Among the many areas of research identified in the NRC report are the following of particular relevance to civil engineers:
- Explore models for designing sustainability into engineered systems of urban systems that recognize interdependencies, vulnerabilities, complexity, and adaptability.
- Expand U.S. research that advances and revolutionizes, for example, materials technologies, robotic construction technologies, laser guidance systems, geographic information systems, and enhanced computer analysis and visualization systems that improve the ability to model, design, plan, and reduce risk associated with complex underground systems.
- Explore how technologies and innovations from other industries (e.g., exploration tools, in situ analytical techniques, measurement-while-drilling systems, laser scanning, fusion of multi-sensor data) and civilian application of military research could be applied to underground engineering.
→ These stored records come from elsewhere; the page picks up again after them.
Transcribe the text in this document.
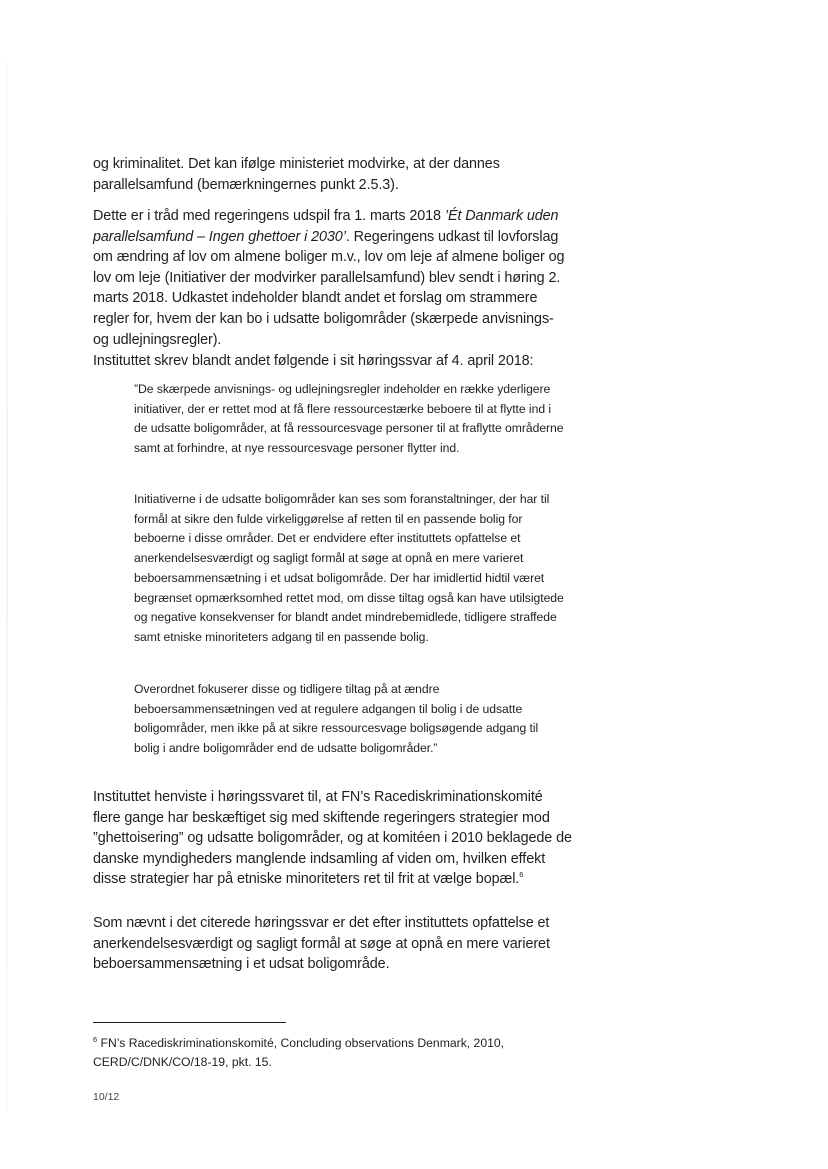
og kriminalitet. Det kan ifølge ministeriet modvirke, at der dannes parallelsamfund (bemærkningernes punkt 2.5.3).

Dette er i tråd med regeringens udspil fra 1. marts 2018 ’Ét Danmark uden parallelsamfund – Ingen ghettoer i 2030’. Regeringens udkast til lovforslag om ændring af lov om almene boliger m.v., lov om leje af almene boliger og lov om leje (Initiativer der modvirker parallelsamfund) blev sendt i høring 2. marts 2018. Udkastet indeholder blandt andet et forslag om strammere regler for, hvem der kan bo i udsatte boligområder (skærpede anvisnings- og udlejningsregler).

Instituttet skrev blandt andet følgende i sit høringssvar af 4. april 2018:

”De skærpede anvisnings- og udlejningsregler indeholder en række yderligere initiativer, der er rettet mod at få flere ressourcestærke beboere til at flytte ind i de udsatte boligområder, at få ressourcesvage personer til at fraflytte områderne samt at forhindre, at nye ressourcesvage personer flytter ind.

Initiativerne i de udsatte boligområder kan ses som foranstaltninger, der har til formål at sikre den fulde virkeliggørelse af retten til en passende bolig for beboerne i disse områder. Det er endvidere efter instituttets opfattelse et anerkendelsesværdigt og sagligt formål at søge at opnå en mere varieret beboersammensætning i et udsat boligområde. Der har imidlertid hidtil været begrænset opmærksomhed rettet mod, om disse tiltag også kan have utilsigtede og negative konsekvenser for blandt andet mindrebemidlede, tidligere straffede samt etniske minoriteters adgang til en passende bolig.

Overordnet fokuserer disse og tidligere tiltag på at ændre beboersammensætningen ved at regulere adgangen til bolig i de udsatte boligområder, men ikke på at sikre ressourcesvage boligsøgende adgang til bolig i andre boligområder end de udsatte boligområder.”

Instituttet henviste i høringssvaret til, at FN’s Racediskriminationskomité flere gange har beskæftiget sig med skiftende regeringers strategier mod ”ghettoisering” og udsatte boligområder, og at komitéen i 2010 beklagede de danske myndigheders manglende indsamling af viden om, hvilken effekt disse strategier har på etniske minoriteters ret til frit at vælge bopæl.$^6$

Som nævnt i det citerede høringssvar er det efter instituttets opfattelse et anerkendelsesværdigt og sagligt formål at søge at opnå en mere varieret beboersammensætning i et udsat boligområde.

$^6$ FN’s Racediskriminationskomité, Concluding observations Denmark, 2010, CERD/C/DNK/CO/18-19, pkt. 15.
10/12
- Conduct comprehensive and scientific investigations to retrospectively identify the life cycle performance of various types of underground infrastructure and to identify the aspects of project planning, design, construction, and operation that contribute most to project costs and performance.
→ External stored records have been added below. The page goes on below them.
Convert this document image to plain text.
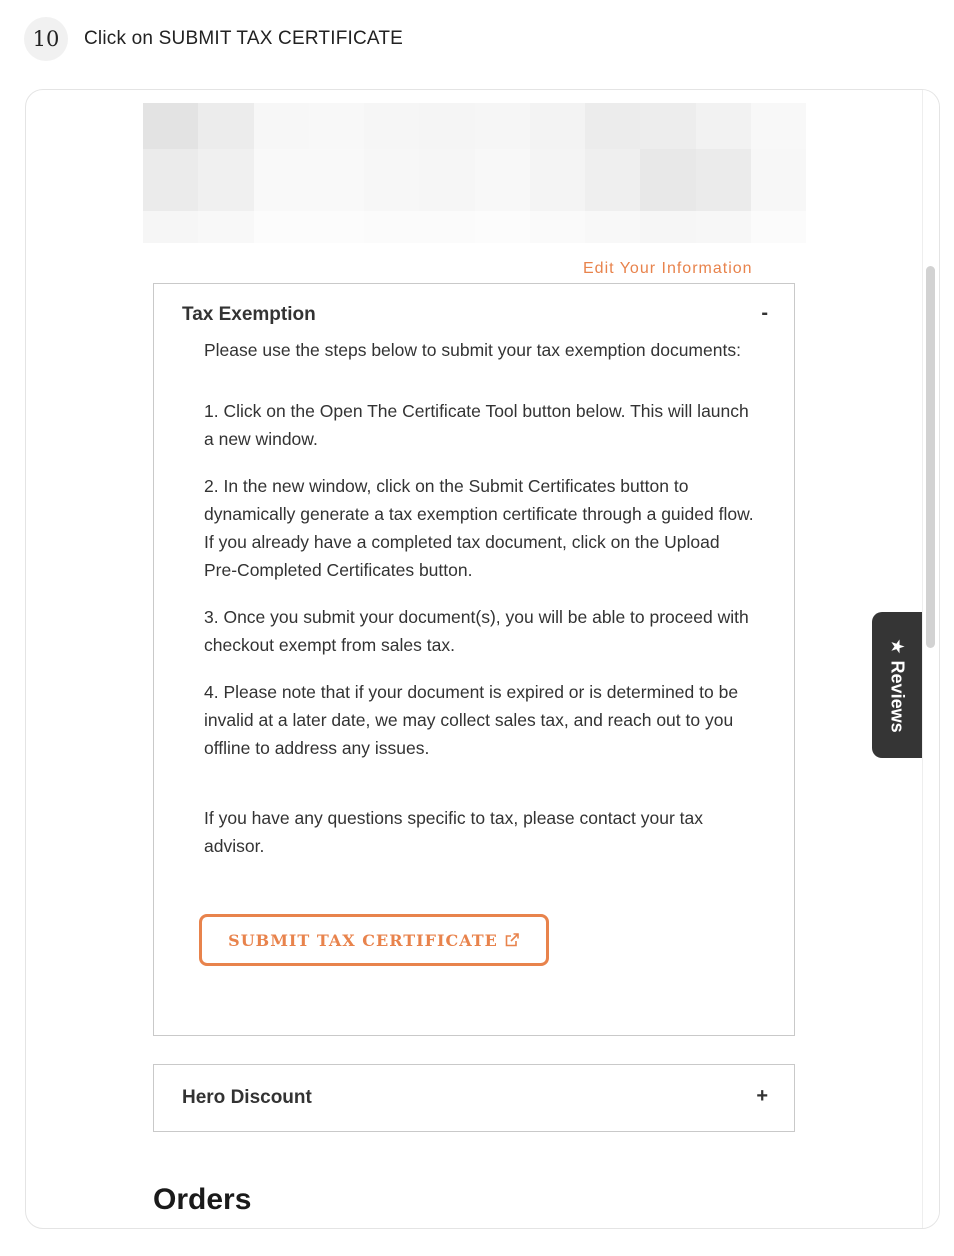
10	Click on SUBMIT TAX CERTIFICATE
Edit Your Information
Tax Exemption	-

Please use the steps below to submit your tax exemption documents:

1. Click on the Open The Certificate Tool button below. This will launch a new window.

2. In the new window, click on the Submit Certificates button to dynamically generate a tax exemption certificate through a guided flow. If you already have a completed tax document, click on the Upload Pre-Completed Certificates button.

3. Once you submit your document(s), you will be able to proceed with checkout exempt from sales tax.

4. Please note that if your document is expired or is determined to be invalid at a later date, we may collect sales tax, and reach out to you offline to address any issues.

If you have any questions specific to tax, please contact your tax advisor.

SUBMIT TAX CERTIFICATE
Hero Discount	+
Orders
★
Reviews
Among the many "potential actions" recommended in the NRC report are the following:
- Integrate graduate underground engineering studies with research programs or a critical mass of coordinated faculty activity to anchor research to existing programs. Create opportunities to specialize in particular aspects of underground engineering, but with a multidisciplinary approach. According to the report's authors, "Underground engineering knowledge, expertise, and training in the United States today are obtained mostly through mentoring and on-the-job experience, rather than through higher education."
- Design infrastructure that allows ease of access for inspections, maintenance, repairs, upgrades, and reconfigurations in response to new needs or technologies that allow such work to be completed at lower costs. Combine utility services into common utility tunnels (utilidors) to isolate utilities from the surface in a continuously accessible location.
- Institute planning of all underground space as part of an evolving urban system to be carefully engineered or preserved for optimal long-term use and regional sustainability.
- Establish reasonably intensive groundwater, soil, and infrastructure monitoring practices to track the health of the underground urban environment according to the general geologic conditions and use. Use data generated from a range of environments and situations to inform urban planning in other areas.
I welcome hearing – and sharing with readers – your experience with SUE, its evolution, civil engineers' role in it, research needs, and its application in designing and constructing a sustainable urban infrastructure.